The toy windows, too, are fascinating. You would know at once that you were looking into a Swiss toy window, from the variety of carved bears; also, from the toy châteaux—very fine and large, with walled courts, portcullises, and battlements—with which the little Swiss lad plays war. The dolls are different, too, and the toy books—all in French. But none of these things were as interesting as the children standing outside, pointing at them and discussing them—so easily, so glibly—in French. How little they guessed my envy of them—how gladly I would buy out that toy window for, say, seven dollars, and trade it to them for their glib unconsciousness of gender and number and case.
On the afternoon before Christmas the bells began. From the high mountainsides, out of deep ravines that led back into the hinterland, came the ringing. The hills seemed full of bells—a sound that must go echoing from range to range, to the north and to the south, traveling across Europe with the afternoon. Then, on Christmas Day, the trees. In every home and school and hotel they sparkled. We attended four in the course of the day, one, a very gorgeous one in the lofty festooned hall of a truly grand hotel, with tea served and soft music stealing from some concealed place—a slow strain of the "Tannenbaum," which is like our "Maryland," only more beautiful—and seemed to come from a source celestial. And when one remembered that in every corner of Europe something of the kind was going on, and that it was all done in memory and in honor of One who, along dusty roadsides and in waste places, taught the doctrine of humility, one wondered if the world might not be worth saving, after all.
Chapter XVIII
THE LITTLE TOWN OF VEVEY
It would seem to be the French cantons along the Lake of Geneva (or Léman) that most attract the deliberate traveler. The north shore of this lake is called the Swiss Riviera, for it has a short, mild winter, with quick access to the mountaintops. But perhaps it is the schools, the pensionnats, that hold the greater number. The whole shore of the Lake of Geneva is lined with them, and they are filled with young persons of all ages and nations, who are there mainly to learn French, though incidentally, through that lingual medium, other knowledge is acquired. Some, indeed, attend the fine public schools, where the drill is very thorough, even severe. Parents, as well as children, generally attend school in Switzerland—visiting parents, I mean. They undertake French, which is the thing to do, like mountain climbing and winter sports. Some buy books and seclude their struggles; others have private lessons; still others openly attend one of the grown-up language schools, or try to find board at French-speaking pensions. Their progress and efforts form the main topic of conversation. In a way it makes for a renewal of youth.

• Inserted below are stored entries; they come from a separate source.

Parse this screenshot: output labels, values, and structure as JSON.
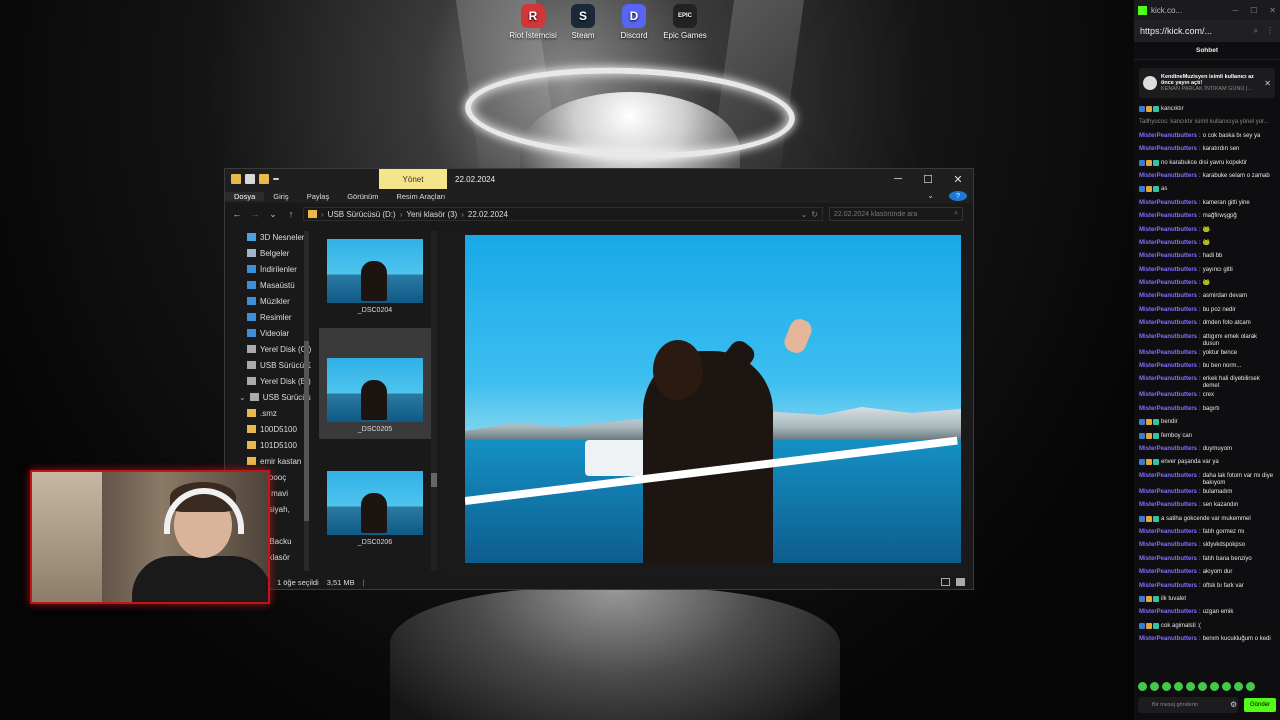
{
  "desktop": {
    "icons": [
      {
        "label": "Riot İstemcisi",
        "color": "#d13639",
        "glyph": "R"
      },
      {
        "label": "Steam",
        "color": "#1b2838",
        "glyph": "S"
      },
      {
        "label": "Discord",
        "color": "#5865f2",
        "glyph": "D"
      },
      {
        "label": "Epic Games",
        "color": "#222222",
        "glyph": "EPIC"
      }
    ]
  },
  "explorer": {
    "manage_tab": "Yönet",
    "title": "22.02.2024",
    "ribbon_tabs": [
      "Dosya",
      "Giriş",
      "Paylaş",
      "Görünüm",
      "Resim Araçları"
    ],
    "breadcrumb": [
      "USB Sürücüsü (D:)",
      "Yeni klasör (3)",
      "22.02.2024"
    ],
    "search_placeholder": "22.02.2024 klasöründe ara",
    "nav_items": [
      {
        "label": "3D Nesneler",
        "icon": "cube-icon",
        "color": "#4aa3df"
      },
      {
        "label": "Belgeler",
        "icon": "documents-icon",
        "color": "#9fb6c9"
      },
      {
        "label": "İndirilenler",
        "icon": "downloads-icon",
        "color": "#3c8fd8"
      },
      {
        "label": "Masaüstü",
        "icon": "desktop-icon",
        "color": "#3c8fd8"
      },
      {
        "label": "Müzikler",
        "icon": "music-icon",
        "color": "#3c8fd8"
      },
      {
        "label": "Resimler",
        "icon": "pictures-icon",
        "color": "#3c8fd8"
      },
      {
        "label": "Videolar",
        "icon": "videos-icon",
        "color": "#3c8fd8"
      },
      {
        "label": "Yerel Disk (C:)",
        "icon": "disk-icon",
        "color": "#aaaaaa"
      },
      {
        "label": "USB Sürücüsü",
        "icon": "usb-icon",
        "color": "#aaaaaa"
      },
      {
        "label": "Yerel Disk (E:)",
        "icon": "disk-icon",
        "color": "#aaaaaa"
      }
    ],
    "nav_drive": "USB Sürücüsü",
    "nav_folders": [
      ".smz",
      "100D5100",
      "101D5100",
      "emir kastan",
      "oooooç",
      "up mavi",
      "upsiyah,",
      "o",
      "IZ Backu",
      "ni klasör"
    ],
    "thumbnails": [
      {
        "name": "_DSC0204",
        "selected": false
      },
      {
        "name": "_DSC0205",
        "selected": true
      },
      {
        "name": "_DSC0206",
        "selected": false
      }
    ],
    "status": {
      "selection": "1 öğe seçildi",
      "size": "3,51 MB"
    }
  },
  "browser": {
    "tab_title": "kick.co...",
    "url": "https://kick.com/...",
    "chat_title": "Sohbet",
    "notice": {
      "title": "KendineMuzisyen isimli kullanıcı az önce yayın açtı!",
      "subtitle": "KENAN PARLAK İNTİKAM GÜNÜ |..."
    },
    "input_placeholder": "Bir mesaj gönderin",
    "send_label": "Gönder"
  },
  "chat": [
    {
      "user": "",
      "text": "kancıktır",
      "badges": true,
      "color": "#e8323c"
    },
    {
      "user": "",
      "text": "Tallhyucos: kancıktır isimli kullanıcıya yönel yor...",
      "badges": false,
      "color": "#888888"
    },
    {
      "user": "MisterPeanutbutters",
      "text": "o cok baska bı sey ya",
      "badges": false,
      "color": "#8b6cff"
    },
    {
      "user": "MisterPeanutbutters",
      "text": "karatırdın sen",
      "badges": false,
      "color": "#8b6cff"
    },
    {
      "user": "",
      "text": "no karabukce dısi yavru kopektir",
      "badges": true,
      "color": "#e8323c"
    },
    {
      "user": "MisterPeanutbutters",
      "text": "karabuke selam o zamab",
      "badges": false,
      "color": "#8b6cff"
    },
    {
      "user": "",
      "text": "as",
      "badges": true,
      "color": "#e8323c"
    },
    {
      "user": "MisterPeanutbutters",
      "text": "kameran gitti yine",
      "badges": false,
      "color": "#8b6cff"
    },
    {
      "user": "MisterPeanutbutters",
      "text": "mağfirwşgpğ",
      "badges": false,
      "color": "#8b6cff"
    },
    {
      "user": "MisterPeanutbutters",
      "text": "🐸",
      "badges": false,
      "color": "#8b6cff"
    },
    {
      "user": "MisterPeanutbutters",
      "text": "🐸",
      "badges": false,
      "color": "#8b6cff"
    },
    {
      "user": "MisterPeanutbutters",
      "text": "hadi bb",
      "badges": false,
      "color": "#8b6cff"
    },
    {
      "user": "MisterPeanutbutters",
      "text": "yayıncı gitti",
      "badges": false,
      "color": "#8b6cff"
    },
    {
      "user": "MisterPeanutbutters",
      "text": "🐸",
      "badges": false,
      "color": "#8b6cff"
    },
    {
      "user": "MisterPeanutbutters",
      "text": "asmirdan devam",
      "badges": false,
      "color": "#8b6cff"
    },
    {
      "user": "MisterPeanutbutters",
      "text": "bu poz nedir",
      "badges": false,
      "color": "#8b6cff"
    },
    {
      "user": "MisterPeanutbutters",
      "text": "dmden foto atcam",
      "badges": false,
      "color": "#8b6cff"
    },
    {
      "user": "MisterPeanutbutters",
      "text": "attıgımı emek olarak dusun",
      "badges": false,
      "color": "#8b6cff"
    },
    {
      "user": "MisterPeanutbutters",
      "text": "yoktur bence",
      "badges": false,
      "color": "#8b6cff"
    },
    {
      "user": "MisterPeanutbutters",
      "text": "bu ben norm...",
      "badges": false,
      "color": "#8b6cff"
    },
    {
      "user": "MisterPeanutbutters",
      "text": "erkek hali diyebilirsek demet",
      "badges": false,
      "color": "#8b6cff"
    },
    {
      "user": "MisterPeanutbutters",
      "text": "crex",
      "badges": false,
      "color": "#8b6cff"
    },
    {
      "user": "MisterPeanutbutters",
      "text": "bagırtı",
      "badges": false,
      "color": "#8b6cff"
    },
    {
      "user": "",
      "text": "bendir",
      "badges": true,
      "color": "#e8323c"
    },
    {
      "user": "",
      "text": "femboy can",
      "badges": true,
      "color": "#e8323c"
    },
    {
      "user": "MisterPeanutbutters",
      "text": "duymuyom",
      "badges": false,
      "color": "#8b6cff"
    },
    {
      "user": "",
      "text": "enver paşanda var ya",
      "badges": true,
      "color": "#e8323c"
    },
    {
      "user": "MisterPeanutbutters",
      "text": "daha lak fotom var mı diye bakıyom",
      "badges": false,
      "color": "#8b6cff"
    },
    {
      "user": "MisterPeanutbutters",
      "text": "bulamadım",
      "badges": false,
      "color": "#8b6cff"
    },
    {
      "user": "MisterPeanutbutters",
      "text": "sen kazandın",
      "badges": false,
      "color": "#8b6cff"
    },
    {
      "user": "",
      "text": "a satiha gokcende var mukemmel",
      "badges": true,
      "color": "#e8323c"
    },
    {
      "user": "MisterPeanutbutters",
      "text": "fatıh gormez mı",
      "badges": false,
      "color": "#8b6cff"
    },
    {
      "user": "MisterPeanutbutters",
      "text": "sldyvkdspokpso",
      "badges": false,
      "color": "#8b6cff"
    },
    {
      "user": "MisterPeanutbutters",
      "text": "fatıh bana benziyo",
      "badges": false,
      "color": "#8b6cff"
    },
    {
      "user": "MisterPeanutbutters",
      "text": "akıyom dur",
      "badges": false,
      "color": "#8b6cff"
    },
    {
      "user": "MisterPeanutbutters",
      "text": "oftsk bı fark var",
      "badges": false,
      "color": "#8b6cff"
    },
    {
      "user": "",
      "text": "ilk tuvalet",
      "badges": true,
      "color": "#e8323c"
    },
    {
      "user": "MisterPeanutbutters",
      "text": "uzgan emik",
      "badges": false,
      "color": "#8b6cff"
    },
    {
      "user": "",
      "text": "cok agimalsti :(",
      "badges": true,
      "color": "#e8323c"
    },
    {
      "user": "MisterPeanutbutters",
      "text": "benım kucukluğum o kedi",
      "badges": false,
      "color": "#8b6cff"
    }
  ]
}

We had rested at Vevey, that quiet, clean little picture-city, not so busy and big as Lausanne, or so grand and stylish as Montreux, but more peaceful than either, and, being more level, better adapted for motor headquarters. Off the main street at Montreux, the back or the front part of a car is always up in the air, and it has to be chained to the garage. We found a level garage in Vevey, and picked out pensionnats for Narcissa and the Joy, and satisfactory quarters for ourselves. Though still warm and summer-like, it was already late autumn by the calendar, and not a time for long motor adventures. We would see what a Swiss winter was like. We would wrestle with the French idiom. We would spend the months face to face with the lake, the high-perched hotels and villages, the snow-capped, cloud-capped hills.
Probably everybody has heard of Vevey, but perhaps there are still some who do not know it by heart, and will be glad of a word or two of details. Vevey has been a place of habitation for a long time. A wandering Asian tribe once came down that way, rested a hundred years or so along the Léman shore, then went drifting up the Rhone and across the Simplon to make trouble for Rome. But perhaps there was no Rome then; it was a long time ago, and it did not leave any dates, only a few bronze implements and trifles to show the track of the storm. The Helvetians came then, sturdy and warlike, and then the Romans, who may have preserved traditions of the pleasant land from that first wandering tribe.
Cæsar came marching down the Rhone and along this waterside, and his followers camped in the Vevey neighborhood a good while—about four centuries, some say. Certain rich Romans built their summer villas in Switzerland, and the lake shore must have had its share. But if there were any at Vevey, there is no very positive trace of them now. In the depths of the Castle of Chillon, they show you Roman construction in the foundations, but that may have been a fortress.
I am forgetting, however. One day, when we had been there a month or two, and were clawing up the steep hill—Mount Pelerin—that rises back of the hotel to yet other hotels, and to compact little villages, we strayed into a tiny lane just below Chardonne, and came to a stone watering trough, or fountain, under an enormous tree. Such troughs, with their clear, flowing water, are plentiful enough, but this one had a feature all its own. The stone upright which held the flowing spout had not been designed for that special purpose. It was, in fact, the upper part of a small column, capital and all, very old and mended, and distinctly of Roman design. I do not know where it came from, and I do not care to inquire too deeply, for I like to think it is a fragment of one of those villas that overlooked the Lake of Geneva long ago.